Die Komplexität der vierzehnten Fuge bestärkt diesen Gedanken vehement. Vierzehn Kanons umfasst auch Bachs Werk mit dem Titel Verschiedene Canones über die ersteren acht Fundamental=Noten vorheriger Arie.

Auf fünf einzelnen Blättern ist der unvollendete Contrapunctus XIV nicht in Partitur, sondern auf ein „Klaviersystem“ (zwei Zeilen pro Akkolade) notiert.

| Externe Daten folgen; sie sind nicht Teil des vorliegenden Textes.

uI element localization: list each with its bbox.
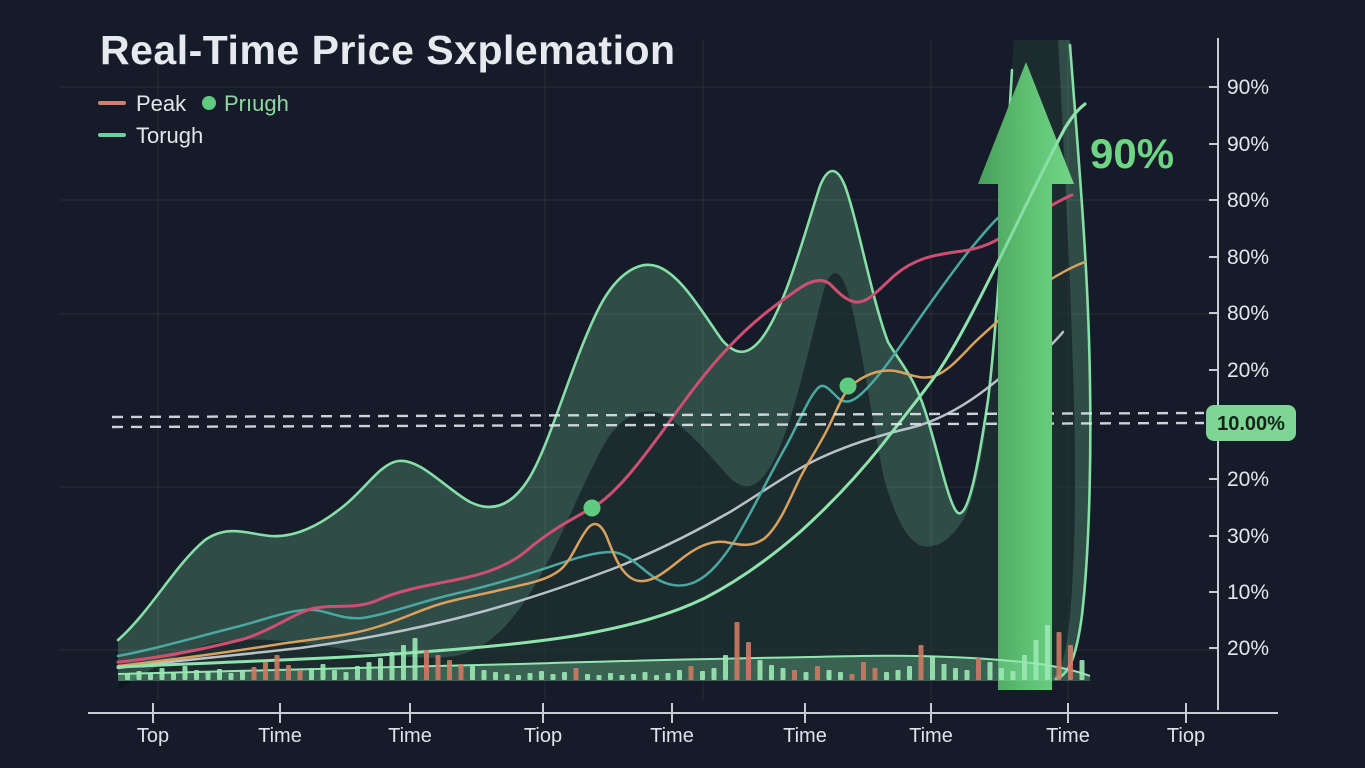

Das Stück bricht mitten auf der Seite 5 ab, es folgt von der Hand Carl Philipp Emanuel Bachs der Vermerk: „Ueber dieser Fuge, wo der Nahme B A C H im Contrasubject angebracht worden, ist der Verfasser gestorben.“

In der Erstausgabe von vermutlich 1751 geht dem Notentext voraus: „Nachricht. Der selige Herr Verfasser dieses Werkes wurde durch seine Augenkrankheit und den kurz darauf erfolgten Tod ausser Stande gesetzet, die letzte Fuge, wo er sich bey Anbringung des dritten Satzes namentlich zu erkennen giebet, zu Ende zu bringen; man hat dahero die Freunde seiner Muse durch Mittheilung des am Ende beygefügten vierstimmig ausgearbeiteten Kirchenchorals, den der selige Mann in seiner Blindheit einem seiner Freunde aus dem Stegereif in die Feder dictiret hat, schadlos halten wollen.“

Forkel schreibt in seiner Bach-Biographie von 1802:

„Zum Ersatz des Fehlenden an der letztern Fuge ist dem Werke am Schluß der 4stimmig ausgearbeitete Choral:

Wenn wir in höchsten Nöthen sind etc. beygefügt worden. Bach hat ihn in seiner Blindheit, wenige Tage vor seinem Ende seinem Schwiegersohn Altnikol in die Feder dictirt.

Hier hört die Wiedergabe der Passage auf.